In PLOS One, researchers from Estonia, the US, and Canada describe placental gene expression profiles that seem to be associated with complications such as preeclampsia or gestational diabetes during pregnancy. Using array-based approaches to look at the levels of around 47,000 transcripts in placental tissue from early or mid-gestation, the team tracked down more than genes showing transcriptional shifts at mid-gestation. In most cases, they note, the levels of genes with peak expression at mid-gestation decline in placental tissue at late pregnancy. But for women with pregnancy complications, levels of such transcripts tend to remain high, researchers report.
A new study suggests that at least one of the germline SNPs identified in the DNA polymerase beta gene POLB appears to predispose carriers to increased risk of genome instability and, potentially, cancer. As they write in PLOS Genetics, Yale University's Joann Sweasy and her colleagues transformed human and mouse cells with a version of POLB that contains a germline coding SNP called rs3136797. Whereas the POLB product normally has a gap-filling function that contributes to a genome protective process called the base excision repair pathway, the team found that cells challenged with an alkylating agent were prone to single- and double-strand DNA breaks in presence of the rs3136797 POLB variant.

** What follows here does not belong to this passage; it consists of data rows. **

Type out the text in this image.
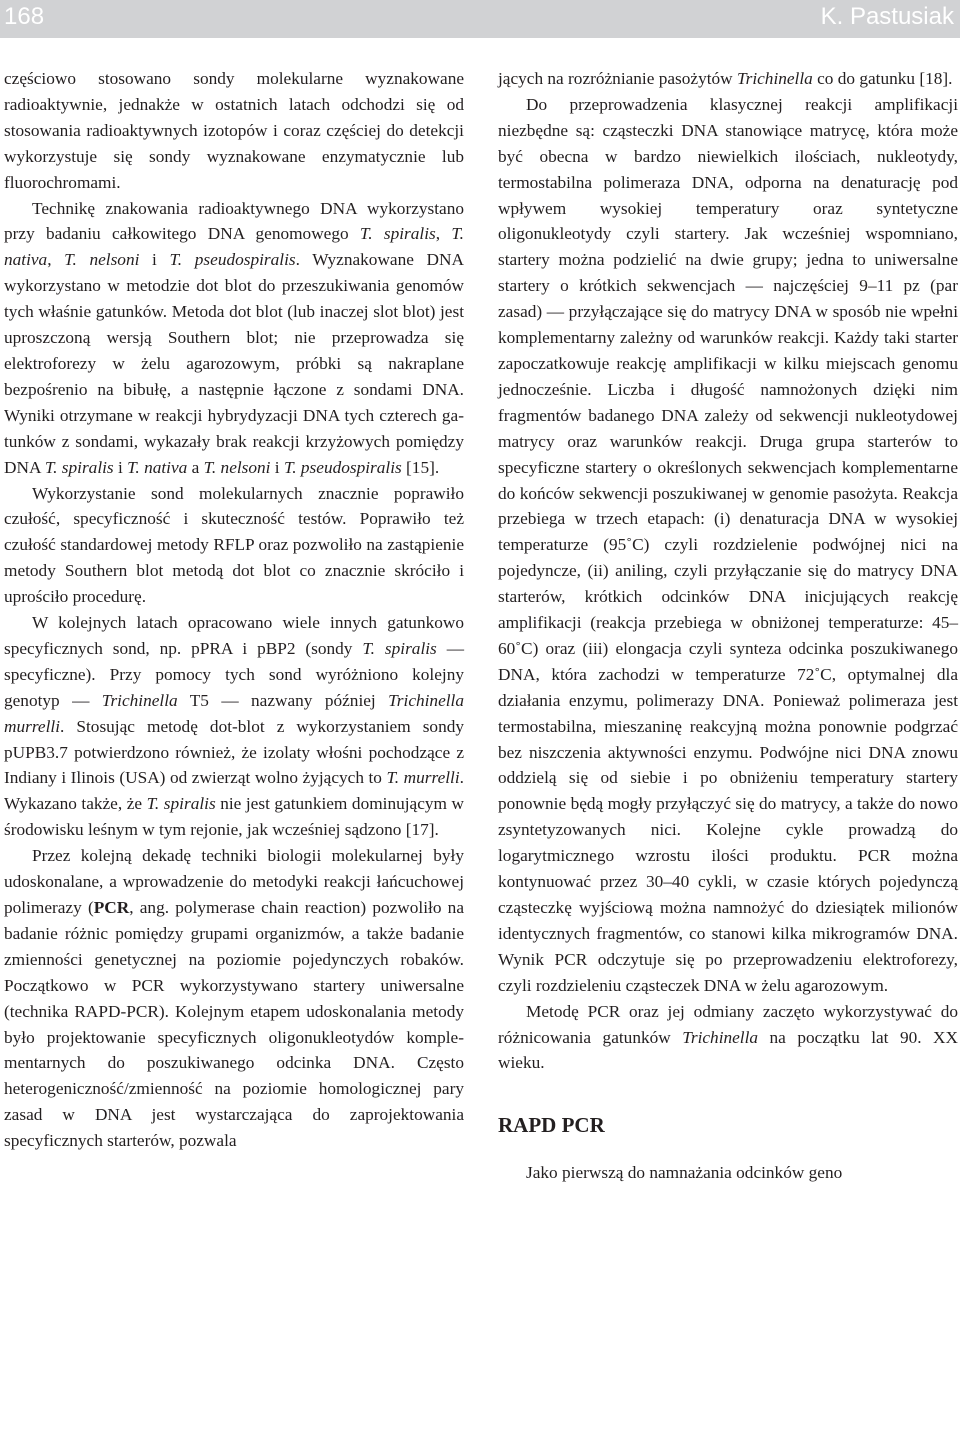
168	K. Pastusiak

częściowo stosowano sondy molekularne wyznakowane radioaktywnie, jednakże w ostatnich latach odchodzi się od stosowania radioaktywnych izotopów i coraz częściej do detekcji wykorzystuje się sondy wyznakowane enzymatycznie lub fluorochromami.

Technikę znakowania radioaktywnego DNA wykorzystano przy badaniu całkowitego DNA genomowego T. spiralis, T. nativa, T. nelsoni i T. pseudospiralis. Wyznakowane DNA wykorzystano w metodzie dot blot do przeszukiwania genomów tych właśnie gatunków. Metoda dot blot (lub inaczej slot blot) jest uproszczoną wersją Southern blot; nie przeprowadza się elektroforezy w żelu agarozowym, próbki są nakraplane bezpośrenio na bibułę, a następnie łączone z sondami DNA. Wyniki otrzymane w reakcji hybrydyzacji DNA tych czterech gatunków z sondami, wykazały brak reakcji krzyżowych pomiędzy DNA T. spiralis i T. nativa a T. nelsoni i T. pseudospiralis [15].

Wykorzystanie sond molekularnych znacznie poprawiło czułość, specyficzność i skuteczność testów. Poprawiło też czułość standardowej metody RFLP oraz pozwoliło na zastąpienie metody Southern blot metodą dot blot co znacznie skróciło i uprościło procedurę.

W kolejnych latach opracowano wiele innych gatunkowo specyficznych sond, np. pPRA i pBP2 (sondy T. spiralis — specyficzne). Przy pomocy tych sond wyróżniono kolejny genotyp — Trichinella T5 — nazwany później Trichinella murrelli. Stosując metodę dot-blot z wykorzystaniem sondy pUPB3.7 potwierdzono również, że izolaty włośni pochodzące z Indiany i Ilinois (USA) od zwierząt wolno żyjących to T. murrelli. Wykazano także, że T. spiralis nie jest gatunkiem dominującym w środowisku leśnym w tym rejonie, jak wcześniej sądzono [17].

Przez kolejną dekadę techniki biologii molekularnej były udoskonalane, a wprowadzenie do metodyki reakcji łańcuchowej polimerazy (PCR, ang. polymerase chain reaction) pozwoliło na badanie różnic pomiędzy grupami organizmów, a także badanie zmienności genetycznej na poziomie pojedynczych robaków. Początkowo w PCR wykorzystywano startery uniwersalne (technika RAPD-PCR). Kolejnym etapem udoskonalania metody było projektowanie specyficznych oligonukleotydów komplementarnych do poszukiwanego odcinka DNA. Często heterogeniczność/zmienność na poziomie homologicznej pary zasad w DNA jest wystarczająca do zaprojektowania specyficznych starterów, pozwala

jących na rozróżnianie pasożytów Trichinella co do gatunku [18].

Do przeprowadzenia klasycznej reakcji amplifikacji niezbędne są: cząsteczki DNA stanowiące matrycę, która może być obecna w bardzo niewielkich ilościach, nukleotydy, termostabilna polimeraza DNA, odporna na denaturację pod wpływem wysokiej temperatury oraz syntetyczne oligonukleotydy czyli startery. Jak wcześniej wspomniano, startery można podzielić na dwie grupy; jedna to uniwersalne startery o krótkich sekwencjach — najczęściej 9–11 pz (par zasad) — przyłączające się do matrycy DNA w sposób nie wpełni komplementarny zależny od warunków reakcji. Każdy taki starter zapoczatkowuje reakcję amplifikacji w kilku miejscach genomu jednocześnie. Liczba i długość namnożonych dzięki nim fragmentów badanego DNA zależy od sekwencji nukleotydowej matrycy oraz warunków reakcji. Druga grupa starterów to specyficzne startery o określonych sekwencjach komplementarne do końców sekwencji poszukiwanej w genomie pasożyta. Reakcja przebiega w trzech etapach: (i) denaturacja DNA w wysokiej temperaturze (95˚C) czyli rozdzielenie podwójnej nici na pojedyncze, (ii) aniling, czyli przyłączanie się do matrycy DNA starterów, krótkich odcinków DNA inicjujących reakcję amplifikacji (reakcja przebiega w obniżonej temperaturze: 45–60˚C) oraz (iii) elongacja czyli synteza odcinka poszukiwanego DNA, która zachodzi w temperaturze 72˚C, optymalnej dla działania enzymu, polimerazy DNA. Ponieważ polimeraza jest termostabilna, mieszaninę reakcyjną można ponownie podgrzać bez niszczenia aktywności enzymu. Podwójne nici DNA znowu oddzielą się od siebie i po obniżeniu temperatury startery ponownie będą mogły przyłączyć się do matrycy, a także do nowo zsyntetyzowanych nici. Kolejne cykle prowadzą do logarytmicznego wzrostu ilości produktu. PCR można kontynuować przez 30–40 cykli, w czasie których pojedynczą cząsteczkę wyjściową można namnożyć do dziesiątek milionów identycznych fragmentów, co stanowi kilka mikrogramów DNA. Wynik PCR odczytuje się po przeprowadzeniu elektroforezy, czyli rozdzieleniu cząsteczek DNA w żelu agarozowym.

Metodę PCR oraz jej odmiany zaczęto wykorzystywać do różnicowania gatunków Trichinella na początku lat 90. XX wieku.

RAPD PCR

Jako pierwszą do namnażania odcinków geno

A team from the Public Health Agency of Canada's National Microbiology Laboratory and the University of Manitoba look at the transcriptional patterns in prion infected hippocampal neurons for a PLOS Pathogens study. In hippocampal neurons isolated by laser capture microdissection, the researchers saw gene expression and microRNA patterns that resembled those found during synaptic N-methyl-D-aspartic acid, or NMDA, receptor signaling or following the activation of neuroprotective pathways. "Our findings suggest that prion replication results in the persistent stimulation of a programmed response that is mediated, at least in part, by synaptic NMDA receptor activity that initially promotes cell survival and neurite remodeling," senior author Stephanie Booth and her co-authors say, "However, this response is terminated prior to the onset of clinical symptoms in the infected hippocampus, seemingly pointing to a critical juncture in the disease."